Necessariamente mais cautelosa, a posição governamental debate-se entre as grandes necessidades de investimentos estruturais (sobretudo nas comunicações e telecomunicações) naquela remota região da Índia e a repercussão que essas decisões poderão ter do outro lado da fronteira. É que os eleitos locais, como é caso do deputado Kiren Rijiju (na fotografia acima), com outro colega, pertencentes ambos ao oposicionista BJP têm-se mostrado muito assertivos nas críticas que fazem ao esquecimento a que o poder central tem votado o estado e à aparente contemporização perante as manobras chinesas. Muito recentemente, uma delegação do BJP, incluindo Rijiju, esteve em Taiwan em conferências sobre problemas vários (os das fronteiras também...), num daqueles gestos diplomáticos que os governos oficiais não podem fazer, mas as oposições podem, e os primeiros agradecem que as segundas façam…
É evidente que Nova Deli não pode provocar directamente Pequim na sua corda mais sensível da política do reconhecimento de uma só China. Mas a resposta indiana aos responsáveis chineses deverá apelar oficialmente para a sua compreensão para o facto de não lhes ser possível controlar as iniciativas de um conjunto de jovens deputados voluntariosos da oposição… Essa impossibilidade, no mundo ultra codificado da diplomacia, é um indício óbvio de como o governo indiano tem visto com muito desagrado as movimentações discretas mas contínuas que o exército chinês tem assumido do seu lado da fronteira nos últimos tempos. Movimentações essas a que os responsáveis políticos locais de Arunachal Pradesh (incluindo Kiren Rijiju) têm chamado a atenção, porque se existe alguma certeza em todo este assunto nebuloso, é o lado da fronteira a que as populações locais preferem pertencer…
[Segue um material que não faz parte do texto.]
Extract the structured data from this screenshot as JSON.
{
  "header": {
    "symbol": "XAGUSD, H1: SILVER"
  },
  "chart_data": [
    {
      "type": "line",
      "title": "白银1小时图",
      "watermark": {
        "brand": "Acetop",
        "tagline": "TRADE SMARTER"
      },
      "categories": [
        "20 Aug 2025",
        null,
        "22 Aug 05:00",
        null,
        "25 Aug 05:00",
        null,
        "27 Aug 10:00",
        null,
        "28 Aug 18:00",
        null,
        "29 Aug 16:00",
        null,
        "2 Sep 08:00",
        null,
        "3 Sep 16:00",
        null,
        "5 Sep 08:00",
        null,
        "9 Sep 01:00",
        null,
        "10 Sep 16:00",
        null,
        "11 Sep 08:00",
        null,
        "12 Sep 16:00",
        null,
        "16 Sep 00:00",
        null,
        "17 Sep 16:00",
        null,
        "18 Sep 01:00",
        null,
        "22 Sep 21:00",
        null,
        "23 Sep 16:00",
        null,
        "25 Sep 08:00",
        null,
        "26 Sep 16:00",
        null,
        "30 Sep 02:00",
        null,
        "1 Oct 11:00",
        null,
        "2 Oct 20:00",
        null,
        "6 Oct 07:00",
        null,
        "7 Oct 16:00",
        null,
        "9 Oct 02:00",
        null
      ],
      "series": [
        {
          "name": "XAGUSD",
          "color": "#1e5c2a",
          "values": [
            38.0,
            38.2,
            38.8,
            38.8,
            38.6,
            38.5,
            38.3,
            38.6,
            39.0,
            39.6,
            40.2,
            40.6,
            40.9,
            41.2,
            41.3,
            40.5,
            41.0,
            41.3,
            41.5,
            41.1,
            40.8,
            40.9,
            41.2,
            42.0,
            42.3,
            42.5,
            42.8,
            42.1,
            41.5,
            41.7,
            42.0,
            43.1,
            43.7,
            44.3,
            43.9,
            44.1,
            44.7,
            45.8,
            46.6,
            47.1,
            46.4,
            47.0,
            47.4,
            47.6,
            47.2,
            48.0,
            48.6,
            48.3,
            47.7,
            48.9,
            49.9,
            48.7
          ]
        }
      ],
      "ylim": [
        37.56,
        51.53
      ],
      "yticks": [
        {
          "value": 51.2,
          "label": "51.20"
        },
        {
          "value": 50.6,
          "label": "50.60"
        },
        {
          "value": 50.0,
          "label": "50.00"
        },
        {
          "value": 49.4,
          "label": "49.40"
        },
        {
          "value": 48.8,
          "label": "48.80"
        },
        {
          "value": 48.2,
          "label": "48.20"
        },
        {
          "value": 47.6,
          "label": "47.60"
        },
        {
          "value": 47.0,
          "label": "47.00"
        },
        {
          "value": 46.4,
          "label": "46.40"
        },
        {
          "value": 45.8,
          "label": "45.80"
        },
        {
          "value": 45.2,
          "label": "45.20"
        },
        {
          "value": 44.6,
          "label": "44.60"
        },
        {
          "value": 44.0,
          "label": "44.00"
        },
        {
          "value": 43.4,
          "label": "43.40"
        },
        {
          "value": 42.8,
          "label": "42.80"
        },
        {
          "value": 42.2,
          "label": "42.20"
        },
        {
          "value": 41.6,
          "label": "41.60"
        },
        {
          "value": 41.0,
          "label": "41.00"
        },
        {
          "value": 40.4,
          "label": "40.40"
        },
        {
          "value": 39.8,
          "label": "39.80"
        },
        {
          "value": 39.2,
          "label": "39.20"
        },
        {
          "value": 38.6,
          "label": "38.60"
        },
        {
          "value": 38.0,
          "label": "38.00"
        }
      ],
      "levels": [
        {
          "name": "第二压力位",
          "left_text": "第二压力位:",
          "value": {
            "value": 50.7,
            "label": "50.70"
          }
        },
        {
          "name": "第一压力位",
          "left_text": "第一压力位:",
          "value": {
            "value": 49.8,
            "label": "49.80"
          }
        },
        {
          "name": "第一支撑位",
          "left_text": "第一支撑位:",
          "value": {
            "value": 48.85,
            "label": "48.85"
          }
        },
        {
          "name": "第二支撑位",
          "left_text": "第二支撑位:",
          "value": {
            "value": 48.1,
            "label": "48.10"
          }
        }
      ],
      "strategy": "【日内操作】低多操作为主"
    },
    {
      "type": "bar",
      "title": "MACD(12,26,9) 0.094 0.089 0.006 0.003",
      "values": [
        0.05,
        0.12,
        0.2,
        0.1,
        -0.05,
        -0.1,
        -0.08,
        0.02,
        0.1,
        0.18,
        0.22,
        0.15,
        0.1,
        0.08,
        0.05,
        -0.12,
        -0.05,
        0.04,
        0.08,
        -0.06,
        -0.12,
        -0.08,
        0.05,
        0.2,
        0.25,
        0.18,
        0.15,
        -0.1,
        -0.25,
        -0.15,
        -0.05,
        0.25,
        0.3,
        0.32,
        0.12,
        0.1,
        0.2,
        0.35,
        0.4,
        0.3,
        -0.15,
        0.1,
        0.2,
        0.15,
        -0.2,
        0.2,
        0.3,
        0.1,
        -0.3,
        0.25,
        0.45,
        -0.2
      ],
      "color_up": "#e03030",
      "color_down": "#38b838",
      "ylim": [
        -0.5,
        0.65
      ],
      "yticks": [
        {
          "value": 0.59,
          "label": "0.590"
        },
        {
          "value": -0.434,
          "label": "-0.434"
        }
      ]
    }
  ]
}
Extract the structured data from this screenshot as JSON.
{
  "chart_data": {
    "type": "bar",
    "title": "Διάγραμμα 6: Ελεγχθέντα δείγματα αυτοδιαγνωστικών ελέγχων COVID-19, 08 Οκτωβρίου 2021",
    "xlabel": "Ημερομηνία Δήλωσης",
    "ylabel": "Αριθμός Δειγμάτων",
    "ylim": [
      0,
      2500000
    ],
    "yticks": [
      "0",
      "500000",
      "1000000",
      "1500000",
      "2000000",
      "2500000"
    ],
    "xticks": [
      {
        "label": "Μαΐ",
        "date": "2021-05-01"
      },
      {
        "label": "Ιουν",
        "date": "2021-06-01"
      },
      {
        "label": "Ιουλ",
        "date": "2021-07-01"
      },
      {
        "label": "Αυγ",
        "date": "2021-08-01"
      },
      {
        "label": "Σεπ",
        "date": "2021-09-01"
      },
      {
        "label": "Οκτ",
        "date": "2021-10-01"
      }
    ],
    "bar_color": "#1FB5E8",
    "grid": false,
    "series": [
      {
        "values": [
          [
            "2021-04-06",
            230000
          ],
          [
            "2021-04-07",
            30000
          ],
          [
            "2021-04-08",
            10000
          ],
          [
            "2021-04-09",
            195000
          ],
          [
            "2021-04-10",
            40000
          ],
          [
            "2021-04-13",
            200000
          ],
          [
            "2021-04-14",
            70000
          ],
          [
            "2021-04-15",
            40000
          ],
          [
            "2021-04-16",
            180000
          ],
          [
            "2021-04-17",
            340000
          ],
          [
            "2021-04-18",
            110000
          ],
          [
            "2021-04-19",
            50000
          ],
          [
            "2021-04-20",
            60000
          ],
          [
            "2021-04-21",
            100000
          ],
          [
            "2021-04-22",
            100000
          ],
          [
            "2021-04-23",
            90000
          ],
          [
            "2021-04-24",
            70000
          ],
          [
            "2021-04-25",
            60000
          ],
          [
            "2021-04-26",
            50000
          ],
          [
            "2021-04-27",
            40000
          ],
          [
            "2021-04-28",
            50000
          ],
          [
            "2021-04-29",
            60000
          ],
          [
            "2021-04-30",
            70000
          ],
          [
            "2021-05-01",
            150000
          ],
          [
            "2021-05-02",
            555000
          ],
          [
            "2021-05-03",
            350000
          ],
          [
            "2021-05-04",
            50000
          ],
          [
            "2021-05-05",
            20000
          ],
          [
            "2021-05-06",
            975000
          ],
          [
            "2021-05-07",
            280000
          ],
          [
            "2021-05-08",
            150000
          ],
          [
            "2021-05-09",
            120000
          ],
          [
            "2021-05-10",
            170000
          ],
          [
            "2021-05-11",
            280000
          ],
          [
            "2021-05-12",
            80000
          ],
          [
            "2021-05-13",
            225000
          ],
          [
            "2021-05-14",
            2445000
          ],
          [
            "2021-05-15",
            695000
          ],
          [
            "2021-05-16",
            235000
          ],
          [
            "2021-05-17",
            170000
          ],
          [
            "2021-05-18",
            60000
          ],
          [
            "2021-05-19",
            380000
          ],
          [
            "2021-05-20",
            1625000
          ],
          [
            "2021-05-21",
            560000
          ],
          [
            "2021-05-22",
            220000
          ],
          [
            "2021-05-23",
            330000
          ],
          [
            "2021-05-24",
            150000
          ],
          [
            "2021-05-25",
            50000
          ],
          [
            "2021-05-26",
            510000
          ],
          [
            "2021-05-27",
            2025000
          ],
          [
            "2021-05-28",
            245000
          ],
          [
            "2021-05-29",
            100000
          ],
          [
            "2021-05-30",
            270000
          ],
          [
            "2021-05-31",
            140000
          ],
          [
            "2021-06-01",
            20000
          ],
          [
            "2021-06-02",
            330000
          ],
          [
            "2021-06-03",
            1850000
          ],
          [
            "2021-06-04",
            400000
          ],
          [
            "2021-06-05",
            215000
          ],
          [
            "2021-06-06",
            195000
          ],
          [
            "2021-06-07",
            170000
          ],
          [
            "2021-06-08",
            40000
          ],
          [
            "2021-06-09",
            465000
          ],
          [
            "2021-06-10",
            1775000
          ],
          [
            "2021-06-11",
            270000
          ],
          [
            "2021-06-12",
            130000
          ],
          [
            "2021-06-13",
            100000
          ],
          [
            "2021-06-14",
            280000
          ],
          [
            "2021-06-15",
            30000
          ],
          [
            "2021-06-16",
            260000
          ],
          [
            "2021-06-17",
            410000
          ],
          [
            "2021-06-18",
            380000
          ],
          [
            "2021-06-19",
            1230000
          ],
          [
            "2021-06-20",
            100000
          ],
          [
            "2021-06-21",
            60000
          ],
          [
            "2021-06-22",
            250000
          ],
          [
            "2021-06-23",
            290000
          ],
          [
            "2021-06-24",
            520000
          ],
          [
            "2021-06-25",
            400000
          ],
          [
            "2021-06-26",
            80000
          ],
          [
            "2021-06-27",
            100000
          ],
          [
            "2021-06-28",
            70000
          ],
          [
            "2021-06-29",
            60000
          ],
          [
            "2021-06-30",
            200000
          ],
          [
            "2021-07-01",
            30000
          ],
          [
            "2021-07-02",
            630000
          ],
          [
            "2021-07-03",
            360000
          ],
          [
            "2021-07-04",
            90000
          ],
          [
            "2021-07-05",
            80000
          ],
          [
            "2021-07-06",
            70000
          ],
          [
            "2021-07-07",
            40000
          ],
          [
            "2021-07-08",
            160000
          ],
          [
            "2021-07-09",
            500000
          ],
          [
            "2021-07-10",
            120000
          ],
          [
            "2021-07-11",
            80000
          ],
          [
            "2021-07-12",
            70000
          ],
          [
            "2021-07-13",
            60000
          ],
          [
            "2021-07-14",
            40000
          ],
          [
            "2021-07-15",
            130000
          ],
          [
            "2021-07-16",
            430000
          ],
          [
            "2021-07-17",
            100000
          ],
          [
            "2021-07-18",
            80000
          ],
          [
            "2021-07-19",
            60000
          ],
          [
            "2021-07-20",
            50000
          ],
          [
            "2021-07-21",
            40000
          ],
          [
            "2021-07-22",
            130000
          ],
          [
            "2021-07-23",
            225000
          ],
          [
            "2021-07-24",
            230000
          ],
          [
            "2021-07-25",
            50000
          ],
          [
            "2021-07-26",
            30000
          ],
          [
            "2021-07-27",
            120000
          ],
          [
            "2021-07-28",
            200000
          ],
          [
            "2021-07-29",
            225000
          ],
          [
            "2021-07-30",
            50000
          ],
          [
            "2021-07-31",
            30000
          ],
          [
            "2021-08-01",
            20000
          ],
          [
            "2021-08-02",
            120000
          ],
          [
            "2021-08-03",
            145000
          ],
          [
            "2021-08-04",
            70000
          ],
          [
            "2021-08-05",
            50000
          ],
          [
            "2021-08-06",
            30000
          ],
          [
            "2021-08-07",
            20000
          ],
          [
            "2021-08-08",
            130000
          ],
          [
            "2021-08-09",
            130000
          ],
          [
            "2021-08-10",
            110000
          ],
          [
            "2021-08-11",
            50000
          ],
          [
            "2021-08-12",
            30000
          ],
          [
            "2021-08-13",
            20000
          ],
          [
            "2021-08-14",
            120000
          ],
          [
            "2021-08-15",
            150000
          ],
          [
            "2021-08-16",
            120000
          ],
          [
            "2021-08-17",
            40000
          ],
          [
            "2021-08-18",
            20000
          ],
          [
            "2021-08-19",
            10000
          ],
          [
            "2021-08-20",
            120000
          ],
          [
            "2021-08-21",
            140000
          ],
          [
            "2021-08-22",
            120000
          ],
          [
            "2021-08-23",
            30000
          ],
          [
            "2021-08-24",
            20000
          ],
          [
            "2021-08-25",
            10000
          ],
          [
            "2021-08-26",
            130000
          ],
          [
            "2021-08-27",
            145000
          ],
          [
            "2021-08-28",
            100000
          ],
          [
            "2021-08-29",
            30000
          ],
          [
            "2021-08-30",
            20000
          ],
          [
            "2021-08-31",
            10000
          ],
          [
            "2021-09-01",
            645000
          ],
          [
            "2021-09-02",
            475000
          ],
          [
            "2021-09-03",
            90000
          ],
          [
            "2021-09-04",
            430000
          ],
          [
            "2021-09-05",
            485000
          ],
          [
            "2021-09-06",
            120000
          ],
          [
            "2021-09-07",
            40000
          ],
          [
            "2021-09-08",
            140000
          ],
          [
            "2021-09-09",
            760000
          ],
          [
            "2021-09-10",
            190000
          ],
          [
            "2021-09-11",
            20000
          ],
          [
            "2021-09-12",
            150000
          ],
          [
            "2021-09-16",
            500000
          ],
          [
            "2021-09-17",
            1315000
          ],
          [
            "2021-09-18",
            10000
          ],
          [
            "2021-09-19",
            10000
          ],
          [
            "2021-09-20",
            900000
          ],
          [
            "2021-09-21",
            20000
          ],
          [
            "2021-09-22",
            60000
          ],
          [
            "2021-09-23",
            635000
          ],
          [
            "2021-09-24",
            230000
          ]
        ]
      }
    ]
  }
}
* Embora aqui (where else?...) já ele tivesse sido mencionado.
** Bharatiya Janata Party
Que dizer?!...
ResponderEliminar(Nada de confusões com outra frase parecida)
Efectivamente, em mais lado algum se pode ler e aprender sobre temas como este e outros.
Obrigado.
Cumprimentos.
Eu é que lhe agradeço pela leitura e pela regularidade dos comentários.